2015-04-04
An important note if you want to totally stop an IKE IPSec connection
Suppose, hypothetically, that you think your IPSec GRE tunnel may be contributing to some weird connection
problem you're having. In order to get it out
of the picture, you want to shut it down (which will still leave
you able to reach things). There
are three ways you can do this: you can use 'ipsec whack --terminate
'
to ask your local pluto
to shut down this specific IKE connection
(which you've engineered to stop the GRE tunnel), you can shut your
local pluto
down entirely with 'systemctl stop pluto
' (or
equivalent), or you can stop pluto
on both ends.
I will skip to the punchline: if you have no *protoport
set (so
that you're doing IPSec on all traffic just because you might as
well), you need to shut pluto
down on both ends. Merely shutting
down the IKE IPSec stuff for your GRE tunnel (and taking down the
tunnel itself) will leave the overall IPSec security policy intact
and this policy specifically instructs the kernel to drop any
non-IPSec packets between your left
and right
IPs. Only shutting
down pluto
itself will get rid of the security policy, and you
need to get rid of it on both ends so you need to shut down pluto
on both.
(If pluto
is handling more than one connection for you on one of
the ends, you're going to need to do something more complicated.
My situation is usefully simple here.)
If you shut down pluto
on only one end and then keep trying to
test things, you can get into very puzzling and head-scratching
problems. For instance, if you try to make a connection from the
shut-down side to the side with pluto
still running, tcpdump
on both ends will tell you that SYN packets are being send and
arriving at their destination but are getting totally ignored despite
there being no firewall rules and so on that would do this.
(If you have a selective *protoport
set, any traffic that would
normally be protected by IPSec will be affected by this because the
security policy says 'drop any of this traffic that is not protected
with IPSec'.)
PS: your current IPSec security policies can be examined with
'setkey -DP
'. There's probably some way to get a counter of how
many packets have been dropped for violating IPSec security policies,
but I don't know what it is (maybe it's hiding somewhere in 'ip
xfrm
', which has low-level details of this stuff, although
/proc/net/xfrm_stat
doesn't seem to be it).
A weird new IKE IPSec problem that I just had on Fedora 21's latest kernel
Back when I first wrote up my IKE configuration for my point to point GRE tunnel, I restricted the IKE IPSec configuration so that it would only apply IPSec to the GRE traffic with:
conn cksgre [...] leftprotoport=gre rightprotoport=gre [...]

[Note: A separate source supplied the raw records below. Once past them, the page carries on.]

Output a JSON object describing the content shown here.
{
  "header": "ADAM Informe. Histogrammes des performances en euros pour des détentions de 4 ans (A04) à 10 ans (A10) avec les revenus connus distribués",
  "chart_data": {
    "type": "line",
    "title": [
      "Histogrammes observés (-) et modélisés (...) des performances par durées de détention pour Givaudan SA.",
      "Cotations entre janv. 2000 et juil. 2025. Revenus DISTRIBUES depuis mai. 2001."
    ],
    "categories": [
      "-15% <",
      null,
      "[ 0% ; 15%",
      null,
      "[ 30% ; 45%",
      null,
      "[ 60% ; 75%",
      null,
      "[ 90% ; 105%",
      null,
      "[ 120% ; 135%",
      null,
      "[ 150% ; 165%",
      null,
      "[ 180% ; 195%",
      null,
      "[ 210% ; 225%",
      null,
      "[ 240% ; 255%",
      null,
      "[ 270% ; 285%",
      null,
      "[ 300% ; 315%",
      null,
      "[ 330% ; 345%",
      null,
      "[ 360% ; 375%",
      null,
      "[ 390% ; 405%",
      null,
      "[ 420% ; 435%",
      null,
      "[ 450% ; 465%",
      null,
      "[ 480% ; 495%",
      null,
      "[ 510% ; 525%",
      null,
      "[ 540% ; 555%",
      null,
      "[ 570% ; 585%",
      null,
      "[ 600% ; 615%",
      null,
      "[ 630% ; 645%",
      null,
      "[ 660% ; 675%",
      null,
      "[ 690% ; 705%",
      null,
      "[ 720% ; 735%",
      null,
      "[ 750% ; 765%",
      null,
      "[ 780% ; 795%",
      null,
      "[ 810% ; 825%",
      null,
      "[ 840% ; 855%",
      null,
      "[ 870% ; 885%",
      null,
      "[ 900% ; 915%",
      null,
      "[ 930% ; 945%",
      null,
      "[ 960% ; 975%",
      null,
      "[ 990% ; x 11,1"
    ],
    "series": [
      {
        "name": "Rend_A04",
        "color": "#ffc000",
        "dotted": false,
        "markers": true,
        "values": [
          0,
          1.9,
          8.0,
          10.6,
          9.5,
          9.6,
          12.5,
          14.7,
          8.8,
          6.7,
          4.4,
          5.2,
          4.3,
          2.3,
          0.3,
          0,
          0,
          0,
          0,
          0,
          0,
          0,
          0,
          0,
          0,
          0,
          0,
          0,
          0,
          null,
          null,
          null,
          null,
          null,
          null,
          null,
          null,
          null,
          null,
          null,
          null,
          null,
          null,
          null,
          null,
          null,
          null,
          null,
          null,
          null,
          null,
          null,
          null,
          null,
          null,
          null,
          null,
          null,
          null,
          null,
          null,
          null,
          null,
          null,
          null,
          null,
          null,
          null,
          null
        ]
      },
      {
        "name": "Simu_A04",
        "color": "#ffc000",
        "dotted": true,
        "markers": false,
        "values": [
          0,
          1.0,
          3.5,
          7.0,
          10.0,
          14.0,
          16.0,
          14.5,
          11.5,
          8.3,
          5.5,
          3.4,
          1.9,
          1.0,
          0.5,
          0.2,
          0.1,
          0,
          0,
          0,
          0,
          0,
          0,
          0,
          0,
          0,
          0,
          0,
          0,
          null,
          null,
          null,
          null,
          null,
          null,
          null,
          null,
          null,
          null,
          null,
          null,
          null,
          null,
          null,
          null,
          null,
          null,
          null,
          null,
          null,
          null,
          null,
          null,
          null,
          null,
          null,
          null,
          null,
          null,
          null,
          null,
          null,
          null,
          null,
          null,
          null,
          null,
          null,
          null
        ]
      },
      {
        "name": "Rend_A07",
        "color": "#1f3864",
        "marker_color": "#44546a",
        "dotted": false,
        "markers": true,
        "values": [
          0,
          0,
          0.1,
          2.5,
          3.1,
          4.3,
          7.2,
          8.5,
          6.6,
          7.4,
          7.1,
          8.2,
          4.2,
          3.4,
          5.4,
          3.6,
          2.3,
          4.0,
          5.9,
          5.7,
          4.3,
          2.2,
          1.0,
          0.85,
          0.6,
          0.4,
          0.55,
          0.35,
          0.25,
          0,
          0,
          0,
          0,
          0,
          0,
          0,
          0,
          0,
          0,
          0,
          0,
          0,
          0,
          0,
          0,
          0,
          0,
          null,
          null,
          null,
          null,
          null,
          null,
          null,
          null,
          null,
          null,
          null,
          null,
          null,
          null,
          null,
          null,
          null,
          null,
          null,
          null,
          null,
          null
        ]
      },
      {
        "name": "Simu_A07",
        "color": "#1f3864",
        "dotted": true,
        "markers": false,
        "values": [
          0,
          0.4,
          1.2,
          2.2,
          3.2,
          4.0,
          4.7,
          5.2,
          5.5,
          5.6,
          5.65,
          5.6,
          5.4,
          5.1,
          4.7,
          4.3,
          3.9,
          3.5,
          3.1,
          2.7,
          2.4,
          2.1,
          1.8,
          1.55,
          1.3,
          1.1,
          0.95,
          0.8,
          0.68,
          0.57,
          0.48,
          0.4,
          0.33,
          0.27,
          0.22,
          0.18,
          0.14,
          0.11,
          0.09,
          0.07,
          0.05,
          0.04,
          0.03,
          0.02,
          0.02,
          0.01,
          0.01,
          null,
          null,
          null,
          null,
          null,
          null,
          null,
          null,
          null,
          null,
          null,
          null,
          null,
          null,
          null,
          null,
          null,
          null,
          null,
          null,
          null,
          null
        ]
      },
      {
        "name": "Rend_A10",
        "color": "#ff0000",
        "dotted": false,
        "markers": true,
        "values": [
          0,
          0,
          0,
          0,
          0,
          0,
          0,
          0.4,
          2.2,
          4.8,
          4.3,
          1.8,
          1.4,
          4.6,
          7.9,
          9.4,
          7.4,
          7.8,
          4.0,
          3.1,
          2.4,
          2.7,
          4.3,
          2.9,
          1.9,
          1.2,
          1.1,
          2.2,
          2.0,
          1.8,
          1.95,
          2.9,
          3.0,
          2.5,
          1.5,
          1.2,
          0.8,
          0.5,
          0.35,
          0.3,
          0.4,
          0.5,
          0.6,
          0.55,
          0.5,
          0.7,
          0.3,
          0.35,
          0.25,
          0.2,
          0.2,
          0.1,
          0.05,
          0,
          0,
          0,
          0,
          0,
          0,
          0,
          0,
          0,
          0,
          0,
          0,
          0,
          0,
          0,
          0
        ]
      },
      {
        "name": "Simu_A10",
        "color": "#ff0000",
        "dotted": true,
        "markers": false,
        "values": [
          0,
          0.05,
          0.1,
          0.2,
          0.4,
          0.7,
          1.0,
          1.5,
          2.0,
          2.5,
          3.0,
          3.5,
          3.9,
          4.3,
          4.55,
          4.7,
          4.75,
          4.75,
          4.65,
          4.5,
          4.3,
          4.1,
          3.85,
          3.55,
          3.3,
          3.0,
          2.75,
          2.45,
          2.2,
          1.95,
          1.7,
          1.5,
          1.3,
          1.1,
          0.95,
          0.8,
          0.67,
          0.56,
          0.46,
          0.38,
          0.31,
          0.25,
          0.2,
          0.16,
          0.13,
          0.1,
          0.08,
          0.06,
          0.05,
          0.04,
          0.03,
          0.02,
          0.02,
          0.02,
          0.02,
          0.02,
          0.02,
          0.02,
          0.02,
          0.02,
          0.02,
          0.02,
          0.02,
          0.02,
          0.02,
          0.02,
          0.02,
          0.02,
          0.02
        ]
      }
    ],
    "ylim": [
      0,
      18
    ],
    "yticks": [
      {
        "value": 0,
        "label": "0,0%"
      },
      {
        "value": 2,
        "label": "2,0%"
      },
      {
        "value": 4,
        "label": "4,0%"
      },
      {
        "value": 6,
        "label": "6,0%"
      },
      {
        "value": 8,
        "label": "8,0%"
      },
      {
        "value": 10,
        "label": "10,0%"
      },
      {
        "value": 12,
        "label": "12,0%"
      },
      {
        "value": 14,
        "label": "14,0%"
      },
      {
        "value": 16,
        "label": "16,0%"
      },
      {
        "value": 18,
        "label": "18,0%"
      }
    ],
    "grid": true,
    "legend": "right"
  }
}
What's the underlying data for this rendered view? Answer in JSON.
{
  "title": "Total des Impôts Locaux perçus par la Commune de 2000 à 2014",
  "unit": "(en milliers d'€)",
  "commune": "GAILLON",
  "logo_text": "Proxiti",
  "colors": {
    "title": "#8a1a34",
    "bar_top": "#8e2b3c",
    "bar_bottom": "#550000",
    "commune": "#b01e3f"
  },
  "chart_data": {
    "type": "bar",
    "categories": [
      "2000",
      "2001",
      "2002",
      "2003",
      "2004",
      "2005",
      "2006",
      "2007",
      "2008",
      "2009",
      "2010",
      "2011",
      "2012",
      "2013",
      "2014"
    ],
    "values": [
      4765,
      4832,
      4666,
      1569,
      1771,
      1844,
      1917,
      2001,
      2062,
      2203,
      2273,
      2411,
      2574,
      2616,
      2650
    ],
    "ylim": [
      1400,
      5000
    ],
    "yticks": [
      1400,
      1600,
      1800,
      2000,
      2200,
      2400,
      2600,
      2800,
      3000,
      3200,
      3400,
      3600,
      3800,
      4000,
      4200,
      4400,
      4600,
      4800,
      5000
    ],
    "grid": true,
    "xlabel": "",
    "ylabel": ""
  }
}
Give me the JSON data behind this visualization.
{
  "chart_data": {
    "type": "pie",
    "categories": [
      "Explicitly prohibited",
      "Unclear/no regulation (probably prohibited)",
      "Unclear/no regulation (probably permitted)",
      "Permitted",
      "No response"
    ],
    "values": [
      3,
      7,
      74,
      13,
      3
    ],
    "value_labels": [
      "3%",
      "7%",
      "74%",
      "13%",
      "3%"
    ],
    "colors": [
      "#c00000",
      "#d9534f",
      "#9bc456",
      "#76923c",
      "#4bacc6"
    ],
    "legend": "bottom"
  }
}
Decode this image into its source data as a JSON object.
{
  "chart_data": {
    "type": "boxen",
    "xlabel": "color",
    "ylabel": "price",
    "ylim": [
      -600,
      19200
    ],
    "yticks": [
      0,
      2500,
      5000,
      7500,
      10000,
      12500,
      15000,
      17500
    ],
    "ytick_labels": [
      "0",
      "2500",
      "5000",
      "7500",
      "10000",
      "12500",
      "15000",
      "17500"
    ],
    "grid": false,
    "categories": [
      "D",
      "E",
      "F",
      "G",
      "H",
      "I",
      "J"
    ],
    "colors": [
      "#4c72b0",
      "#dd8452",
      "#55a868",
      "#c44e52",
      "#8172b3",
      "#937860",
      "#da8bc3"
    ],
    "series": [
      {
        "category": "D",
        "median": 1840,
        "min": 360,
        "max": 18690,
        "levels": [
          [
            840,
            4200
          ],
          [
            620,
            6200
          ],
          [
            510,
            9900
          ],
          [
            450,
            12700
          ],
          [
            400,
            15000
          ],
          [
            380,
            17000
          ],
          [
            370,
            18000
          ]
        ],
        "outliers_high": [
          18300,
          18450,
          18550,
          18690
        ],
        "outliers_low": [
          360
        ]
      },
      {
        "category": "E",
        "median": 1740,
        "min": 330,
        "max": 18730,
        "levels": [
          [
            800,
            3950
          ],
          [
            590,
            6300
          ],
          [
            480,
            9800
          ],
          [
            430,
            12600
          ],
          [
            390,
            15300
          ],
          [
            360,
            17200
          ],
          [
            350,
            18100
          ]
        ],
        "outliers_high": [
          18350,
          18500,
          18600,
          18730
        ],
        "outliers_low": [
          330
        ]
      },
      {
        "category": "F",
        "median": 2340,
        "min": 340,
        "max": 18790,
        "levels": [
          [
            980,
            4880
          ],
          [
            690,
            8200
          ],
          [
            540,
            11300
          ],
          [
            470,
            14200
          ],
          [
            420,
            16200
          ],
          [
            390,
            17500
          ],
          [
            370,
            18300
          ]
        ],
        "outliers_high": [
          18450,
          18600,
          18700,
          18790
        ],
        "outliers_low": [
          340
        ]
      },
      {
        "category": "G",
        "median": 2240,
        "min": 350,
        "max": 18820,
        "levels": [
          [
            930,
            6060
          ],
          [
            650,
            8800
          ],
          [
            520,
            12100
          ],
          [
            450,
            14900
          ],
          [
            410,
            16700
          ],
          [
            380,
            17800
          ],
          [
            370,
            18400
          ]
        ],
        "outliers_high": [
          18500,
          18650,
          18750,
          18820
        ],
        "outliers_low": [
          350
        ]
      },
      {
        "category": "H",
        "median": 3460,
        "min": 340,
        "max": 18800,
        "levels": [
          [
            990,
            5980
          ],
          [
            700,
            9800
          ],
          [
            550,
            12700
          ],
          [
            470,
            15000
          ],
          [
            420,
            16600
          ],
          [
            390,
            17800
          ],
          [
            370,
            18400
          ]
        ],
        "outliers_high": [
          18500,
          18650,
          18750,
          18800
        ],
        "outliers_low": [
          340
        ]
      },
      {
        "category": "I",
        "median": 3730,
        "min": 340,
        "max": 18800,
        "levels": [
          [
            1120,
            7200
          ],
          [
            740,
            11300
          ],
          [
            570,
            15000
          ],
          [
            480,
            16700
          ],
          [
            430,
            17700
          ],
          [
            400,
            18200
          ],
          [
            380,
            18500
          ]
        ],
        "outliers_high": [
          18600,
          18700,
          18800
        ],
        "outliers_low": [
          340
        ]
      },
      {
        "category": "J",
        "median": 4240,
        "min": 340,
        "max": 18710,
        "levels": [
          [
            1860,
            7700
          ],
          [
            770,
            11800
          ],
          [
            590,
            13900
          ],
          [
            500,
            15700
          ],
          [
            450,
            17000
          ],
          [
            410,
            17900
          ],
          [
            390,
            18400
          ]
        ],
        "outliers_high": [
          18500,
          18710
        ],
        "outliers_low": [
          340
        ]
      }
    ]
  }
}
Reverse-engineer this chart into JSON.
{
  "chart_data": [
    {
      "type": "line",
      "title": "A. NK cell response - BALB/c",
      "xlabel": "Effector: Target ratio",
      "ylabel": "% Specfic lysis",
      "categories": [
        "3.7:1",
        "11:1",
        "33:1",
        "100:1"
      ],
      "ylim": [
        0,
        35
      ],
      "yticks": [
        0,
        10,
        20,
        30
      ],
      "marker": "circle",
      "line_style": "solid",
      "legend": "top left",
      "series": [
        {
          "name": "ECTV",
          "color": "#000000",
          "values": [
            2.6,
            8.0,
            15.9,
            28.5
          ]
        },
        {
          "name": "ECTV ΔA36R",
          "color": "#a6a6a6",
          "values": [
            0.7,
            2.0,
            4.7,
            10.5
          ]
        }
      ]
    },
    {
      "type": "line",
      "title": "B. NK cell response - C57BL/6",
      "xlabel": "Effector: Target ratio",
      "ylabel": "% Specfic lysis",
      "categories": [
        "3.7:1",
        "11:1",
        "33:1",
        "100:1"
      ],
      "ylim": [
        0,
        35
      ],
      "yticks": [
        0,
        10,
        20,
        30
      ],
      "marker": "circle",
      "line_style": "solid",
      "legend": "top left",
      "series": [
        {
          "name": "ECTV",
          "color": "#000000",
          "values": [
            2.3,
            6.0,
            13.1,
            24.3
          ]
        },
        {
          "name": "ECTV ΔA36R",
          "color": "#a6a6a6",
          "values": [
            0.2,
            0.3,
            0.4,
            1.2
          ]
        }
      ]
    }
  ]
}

I only did this restriction out of caution and matching my old
manual configuration. A while later I decided that it was a little
silly; although I basically didn't do any unencrypted traffic to
the special GRE touchdown IP address I use at the work end, I might
as well fully protect the traffic since it was basically free. So
I took the *protoport
restrictions out, slightly increasing my
security, and things worked fine for quite some time.
Today this change quietly blew up in my face. The symptoms were that often (although not always) a TCP connection specifically between my home machine and the GRE touchdown IP would stall after it transferred some number of bytes (it's possible that the transfer direction mattered but I haven't tested extensively). Once I narrowed down what was going on from the initial problems I saw, reproduction was pretty consistent: if I did 'ssh -v touchdown-IP' from home I could see it stall during key exchange.
I don't know what's going on here, but it seems specific to running the latest Fedora 21 kernel on both ends; I updated my work machine to kernel 3.19.3-200.fc21 a couple of days ago and did not have this problem, but I updated my home machine to 3.19.3-200.fc21 a few hours ago and started seeing this almost immediately (although it took some time and frustration to diagnose just what the problem was).
(I thought I had some evidence from tcpdump output but in retrospect I'm not sure it meant what I think it meant.)
(I had problems years ago with MTU collapse in the face of recursive GRE tunnel routing, but that was apparently fixed back in 2012 and anyways this is kind of the inverse of that problem, since this is TCP connections flowing outside my GRE tunnel. Still, it feels like a related issue. I did not try various ways of looking at connection MTUs and so on; by the time I realized this was related to IPSec instead of other potential problems it was late enough that I just wanted the whole thing fixed.)